A la par, es bochornosa la respuesta del gobierno de Peña Nieto y de Luis Videgaray, su flamante secretario de Relaciones Exteriores, al enviar una nota diplomática, “muy enérgica”, en contra de las medidas adoptadas por Trump antes de su viraje a medias. Las nulas repercusiones que esa carta pueda tener es tan indignante como el papel que México ha tenido en sus relaciones con el país vecino. Pero ahora menos que nunca eso ya no le importa a Peña Nieto, porque ya se va, y al cabo de una semana se despejará el nombre de a quien heredará esa y muchas otras papas calientes, la ilusión de lo que pudo haber sido y no fue, por impericia o por una franca falta de voluntad política.

Y así como es inevitable que este ignominioso caso nos remite al pasado reciente en términos históricos, no lo es menos recapitular la llegada a Washington del xenófobo que logró seducir a millones de norteamericanos, y aun a hispanos, por la recuperación un orgullo nacionalista perverso –como todos los orgullos nacionalistas perversos–, con el carisma que explotó en programas para la televisión y después como candidato con el eslogan de “Make America great again” (Hacer que Estados Unidos sea grandioso otra vez), que se situó, primero, al frente de la candidatura republicana, y luego en la oficina oval de la Casa Blanca ante la falta de respuesta a los grandes problemas –y un Congreso adverso– por parte de la administración de los demócratas encabezados por Obama.

Sin ser experto en política norteamericana, si a lo que menciono en el párrafo anterior se le suma la obcecación de una Hillary Clinton por llegar al sillón presidencial, en detrimento de opciones menos viciadas en el Partido Demócrata, quizá otro gallo hubiera cantado, como decimos acá en México. Por eso Bernie Sanders se quedó en el camino, aunque quizá hubiera representado, desde el punto de vista de aquel país, un candidato incómodo para la clase media, que es la que finalmente llevó al poder a Trump.

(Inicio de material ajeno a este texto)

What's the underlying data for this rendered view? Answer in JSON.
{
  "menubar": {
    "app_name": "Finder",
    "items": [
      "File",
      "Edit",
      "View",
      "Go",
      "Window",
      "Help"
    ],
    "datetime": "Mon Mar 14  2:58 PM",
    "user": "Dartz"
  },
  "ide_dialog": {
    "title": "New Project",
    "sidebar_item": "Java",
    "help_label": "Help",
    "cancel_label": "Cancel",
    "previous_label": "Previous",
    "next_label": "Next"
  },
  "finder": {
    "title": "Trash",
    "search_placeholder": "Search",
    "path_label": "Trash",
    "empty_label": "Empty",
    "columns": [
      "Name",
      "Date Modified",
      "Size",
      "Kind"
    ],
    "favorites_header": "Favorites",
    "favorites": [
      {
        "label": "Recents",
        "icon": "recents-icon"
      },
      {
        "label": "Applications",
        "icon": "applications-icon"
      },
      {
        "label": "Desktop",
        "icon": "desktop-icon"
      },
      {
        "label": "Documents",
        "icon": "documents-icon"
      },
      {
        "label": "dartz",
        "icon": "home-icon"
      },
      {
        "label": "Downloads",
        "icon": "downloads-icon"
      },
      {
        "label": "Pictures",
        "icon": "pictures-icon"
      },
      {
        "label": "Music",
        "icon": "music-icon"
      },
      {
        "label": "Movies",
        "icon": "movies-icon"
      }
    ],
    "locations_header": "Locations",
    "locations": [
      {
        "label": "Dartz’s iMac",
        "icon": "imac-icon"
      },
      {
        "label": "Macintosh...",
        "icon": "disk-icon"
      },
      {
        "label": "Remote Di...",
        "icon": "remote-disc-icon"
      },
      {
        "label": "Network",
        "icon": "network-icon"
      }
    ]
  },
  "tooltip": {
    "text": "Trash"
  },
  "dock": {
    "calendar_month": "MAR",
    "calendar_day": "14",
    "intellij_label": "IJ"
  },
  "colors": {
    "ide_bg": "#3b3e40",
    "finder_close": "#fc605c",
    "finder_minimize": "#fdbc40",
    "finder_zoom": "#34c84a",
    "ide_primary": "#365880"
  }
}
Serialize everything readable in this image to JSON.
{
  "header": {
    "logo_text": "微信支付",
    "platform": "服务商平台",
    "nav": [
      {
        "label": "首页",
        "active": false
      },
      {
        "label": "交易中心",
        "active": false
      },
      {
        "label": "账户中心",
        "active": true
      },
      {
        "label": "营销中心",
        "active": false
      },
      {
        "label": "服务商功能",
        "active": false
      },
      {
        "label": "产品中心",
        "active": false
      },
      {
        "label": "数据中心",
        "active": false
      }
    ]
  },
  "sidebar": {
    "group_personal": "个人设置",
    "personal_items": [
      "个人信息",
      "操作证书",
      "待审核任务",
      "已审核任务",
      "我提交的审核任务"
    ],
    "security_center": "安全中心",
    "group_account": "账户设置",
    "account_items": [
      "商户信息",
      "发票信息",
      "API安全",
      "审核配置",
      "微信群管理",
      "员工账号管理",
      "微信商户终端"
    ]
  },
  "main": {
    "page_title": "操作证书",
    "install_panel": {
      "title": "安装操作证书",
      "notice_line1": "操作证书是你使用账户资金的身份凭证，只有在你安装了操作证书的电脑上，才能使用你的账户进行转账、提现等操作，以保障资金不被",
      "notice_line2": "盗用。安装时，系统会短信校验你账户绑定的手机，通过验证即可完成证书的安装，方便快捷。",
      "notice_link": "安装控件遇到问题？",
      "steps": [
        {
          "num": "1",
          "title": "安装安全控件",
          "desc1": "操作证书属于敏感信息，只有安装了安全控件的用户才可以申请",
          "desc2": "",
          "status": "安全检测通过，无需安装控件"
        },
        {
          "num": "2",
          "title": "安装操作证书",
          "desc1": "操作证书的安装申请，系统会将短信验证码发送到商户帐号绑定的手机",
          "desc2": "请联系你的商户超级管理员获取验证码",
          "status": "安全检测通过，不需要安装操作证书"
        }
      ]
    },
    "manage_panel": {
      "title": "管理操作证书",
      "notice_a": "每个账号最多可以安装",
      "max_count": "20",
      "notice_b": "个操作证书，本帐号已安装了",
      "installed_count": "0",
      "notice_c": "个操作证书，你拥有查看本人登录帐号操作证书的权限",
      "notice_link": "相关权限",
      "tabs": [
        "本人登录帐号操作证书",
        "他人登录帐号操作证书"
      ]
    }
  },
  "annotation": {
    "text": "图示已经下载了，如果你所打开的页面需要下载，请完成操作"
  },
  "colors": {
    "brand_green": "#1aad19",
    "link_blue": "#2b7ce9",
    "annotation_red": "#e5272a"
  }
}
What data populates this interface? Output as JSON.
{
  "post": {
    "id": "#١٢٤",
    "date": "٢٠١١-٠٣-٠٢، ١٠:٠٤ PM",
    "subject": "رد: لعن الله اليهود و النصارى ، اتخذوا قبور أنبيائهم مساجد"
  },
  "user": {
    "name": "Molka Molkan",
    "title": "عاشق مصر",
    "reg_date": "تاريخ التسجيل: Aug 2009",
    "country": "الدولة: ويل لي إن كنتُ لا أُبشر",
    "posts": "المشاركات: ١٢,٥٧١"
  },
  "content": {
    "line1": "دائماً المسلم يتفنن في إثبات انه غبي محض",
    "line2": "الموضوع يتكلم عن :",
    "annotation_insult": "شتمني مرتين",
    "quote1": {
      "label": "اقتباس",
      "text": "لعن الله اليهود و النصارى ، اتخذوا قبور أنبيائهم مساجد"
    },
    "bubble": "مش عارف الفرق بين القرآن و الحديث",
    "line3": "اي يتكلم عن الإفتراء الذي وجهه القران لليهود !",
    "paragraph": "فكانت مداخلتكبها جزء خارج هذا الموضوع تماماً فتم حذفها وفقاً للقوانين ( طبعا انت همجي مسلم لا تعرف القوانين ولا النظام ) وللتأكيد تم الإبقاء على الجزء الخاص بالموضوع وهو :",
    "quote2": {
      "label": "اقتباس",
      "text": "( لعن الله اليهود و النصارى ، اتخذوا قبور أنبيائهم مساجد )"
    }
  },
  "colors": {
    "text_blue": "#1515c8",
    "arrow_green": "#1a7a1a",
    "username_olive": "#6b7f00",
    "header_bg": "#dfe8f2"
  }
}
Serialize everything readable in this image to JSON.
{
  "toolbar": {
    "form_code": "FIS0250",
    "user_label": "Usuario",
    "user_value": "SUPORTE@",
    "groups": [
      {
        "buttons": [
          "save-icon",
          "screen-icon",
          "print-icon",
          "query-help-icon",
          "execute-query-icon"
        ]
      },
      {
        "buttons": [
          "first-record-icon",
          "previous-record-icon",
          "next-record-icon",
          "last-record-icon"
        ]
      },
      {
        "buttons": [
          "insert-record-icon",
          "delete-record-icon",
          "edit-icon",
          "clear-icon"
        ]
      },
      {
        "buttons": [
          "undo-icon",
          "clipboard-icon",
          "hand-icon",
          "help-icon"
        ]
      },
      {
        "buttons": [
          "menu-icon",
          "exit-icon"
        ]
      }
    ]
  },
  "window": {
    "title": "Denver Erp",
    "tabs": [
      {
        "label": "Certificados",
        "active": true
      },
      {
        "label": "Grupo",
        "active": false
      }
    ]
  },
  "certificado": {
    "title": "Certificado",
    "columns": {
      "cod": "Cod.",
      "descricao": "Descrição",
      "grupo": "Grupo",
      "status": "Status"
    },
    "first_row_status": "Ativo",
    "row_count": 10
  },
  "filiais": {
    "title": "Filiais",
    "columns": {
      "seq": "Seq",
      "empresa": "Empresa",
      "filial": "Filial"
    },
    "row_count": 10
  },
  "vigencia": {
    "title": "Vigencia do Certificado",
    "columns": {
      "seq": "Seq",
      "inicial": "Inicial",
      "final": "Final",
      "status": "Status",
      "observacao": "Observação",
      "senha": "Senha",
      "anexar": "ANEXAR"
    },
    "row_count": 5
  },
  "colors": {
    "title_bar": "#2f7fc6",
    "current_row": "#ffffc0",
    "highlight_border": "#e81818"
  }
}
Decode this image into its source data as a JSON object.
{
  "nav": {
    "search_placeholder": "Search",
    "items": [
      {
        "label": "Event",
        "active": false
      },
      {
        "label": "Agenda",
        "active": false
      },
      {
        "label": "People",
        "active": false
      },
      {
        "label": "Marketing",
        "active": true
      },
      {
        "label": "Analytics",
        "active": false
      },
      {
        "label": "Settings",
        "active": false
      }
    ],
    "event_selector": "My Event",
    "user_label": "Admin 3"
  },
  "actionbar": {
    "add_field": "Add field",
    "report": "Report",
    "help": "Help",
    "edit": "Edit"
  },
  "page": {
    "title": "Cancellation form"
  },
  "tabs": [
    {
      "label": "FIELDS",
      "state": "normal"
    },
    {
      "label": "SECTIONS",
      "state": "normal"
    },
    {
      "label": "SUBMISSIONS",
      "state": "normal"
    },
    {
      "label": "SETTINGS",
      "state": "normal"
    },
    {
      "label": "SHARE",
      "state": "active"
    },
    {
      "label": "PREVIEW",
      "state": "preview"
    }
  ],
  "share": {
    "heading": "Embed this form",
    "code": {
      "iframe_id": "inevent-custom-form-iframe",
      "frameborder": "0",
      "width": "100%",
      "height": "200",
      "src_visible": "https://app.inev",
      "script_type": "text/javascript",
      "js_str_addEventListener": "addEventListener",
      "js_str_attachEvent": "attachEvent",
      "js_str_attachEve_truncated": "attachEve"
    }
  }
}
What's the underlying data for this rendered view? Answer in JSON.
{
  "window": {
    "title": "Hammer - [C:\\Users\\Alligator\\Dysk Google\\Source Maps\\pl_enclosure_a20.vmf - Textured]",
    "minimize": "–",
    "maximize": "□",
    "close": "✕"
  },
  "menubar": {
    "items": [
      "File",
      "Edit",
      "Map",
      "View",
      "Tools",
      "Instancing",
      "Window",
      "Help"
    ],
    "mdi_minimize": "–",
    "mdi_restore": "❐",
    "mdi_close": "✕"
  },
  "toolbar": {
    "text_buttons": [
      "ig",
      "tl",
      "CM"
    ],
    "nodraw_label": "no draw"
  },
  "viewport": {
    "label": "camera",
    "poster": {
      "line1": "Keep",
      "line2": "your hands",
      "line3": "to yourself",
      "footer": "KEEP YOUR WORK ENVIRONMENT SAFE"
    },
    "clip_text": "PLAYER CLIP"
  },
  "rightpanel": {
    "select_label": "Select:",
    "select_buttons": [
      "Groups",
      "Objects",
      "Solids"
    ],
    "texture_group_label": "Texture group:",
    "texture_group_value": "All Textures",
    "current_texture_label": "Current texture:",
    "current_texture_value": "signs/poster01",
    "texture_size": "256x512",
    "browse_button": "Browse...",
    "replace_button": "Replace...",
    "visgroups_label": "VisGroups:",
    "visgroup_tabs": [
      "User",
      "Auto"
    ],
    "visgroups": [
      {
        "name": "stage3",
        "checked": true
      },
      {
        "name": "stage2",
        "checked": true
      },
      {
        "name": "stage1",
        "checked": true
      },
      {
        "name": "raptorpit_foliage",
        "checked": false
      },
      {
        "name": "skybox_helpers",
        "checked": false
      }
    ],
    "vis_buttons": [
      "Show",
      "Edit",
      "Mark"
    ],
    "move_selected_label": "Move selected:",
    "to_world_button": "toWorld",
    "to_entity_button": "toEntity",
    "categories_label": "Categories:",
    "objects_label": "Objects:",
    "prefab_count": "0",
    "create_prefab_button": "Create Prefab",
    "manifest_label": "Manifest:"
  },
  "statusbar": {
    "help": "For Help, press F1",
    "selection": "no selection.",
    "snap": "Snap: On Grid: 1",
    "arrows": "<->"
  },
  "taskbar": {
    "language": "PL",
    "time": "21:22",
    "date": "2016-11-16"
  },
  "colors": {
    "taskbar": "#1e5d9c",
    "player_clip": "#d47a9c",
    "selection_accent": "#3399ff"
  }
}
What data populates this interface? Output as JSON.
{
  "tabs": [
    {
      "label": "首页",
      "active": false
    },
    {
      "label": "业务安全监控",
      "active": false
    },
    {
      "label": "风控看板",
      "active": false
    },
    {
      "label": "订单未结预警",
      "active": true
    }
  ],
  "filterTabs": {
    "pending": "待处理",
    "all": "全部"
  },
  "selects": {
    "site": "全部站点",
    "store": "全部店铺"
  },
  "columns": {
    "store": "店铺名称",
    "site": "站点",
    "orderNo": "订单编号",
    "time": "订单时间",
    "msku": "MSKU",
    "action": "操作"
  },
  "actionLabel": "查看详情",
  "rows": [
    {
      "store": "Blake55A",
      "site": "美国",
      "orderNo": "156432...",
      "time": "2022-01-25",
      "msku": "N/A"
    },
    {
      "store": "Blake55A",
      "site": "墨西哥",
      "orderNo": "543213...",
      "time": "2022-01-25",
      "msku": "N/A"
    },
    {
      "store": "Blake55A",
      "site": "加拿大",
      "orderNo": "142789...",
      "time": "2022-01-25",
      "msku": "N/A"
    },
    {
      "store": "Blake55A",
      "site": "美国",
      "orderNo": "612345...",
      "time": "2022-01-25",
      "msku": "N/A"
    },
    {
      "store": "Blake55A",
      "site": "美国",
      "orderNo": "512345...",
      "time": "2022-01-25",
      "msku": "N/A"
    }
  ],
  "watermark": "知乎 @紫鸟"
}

Es ese aire de familia autoritario, precisamente, lo que hace que Trump se entienda, por ahora, con el mandamás de Corea del Norte y se lleve tan bien con Vladimir Putin, el avasallador reeleccionista de Rusia, absorto como esta en estos días por el deporte del balompié. Eventualmente, lo único que los haría romper sería una competencia de autoritarismos.

“Trump no está loco”, le escuché decir hace poco a un joven militar de ascendencia mexicana que trabaja para el Tío Sam, quien, desde su perspectiva, corrigió mi simpleza: “Trump en realidad es sólo un payaso que gobierna desde el Twitter”.

Lo complemento con lo que hace tiempo escribió un cantautor español: “En tiempos tan oscuros nacen falsos profetas…”. Y en esas andamos. Carajo.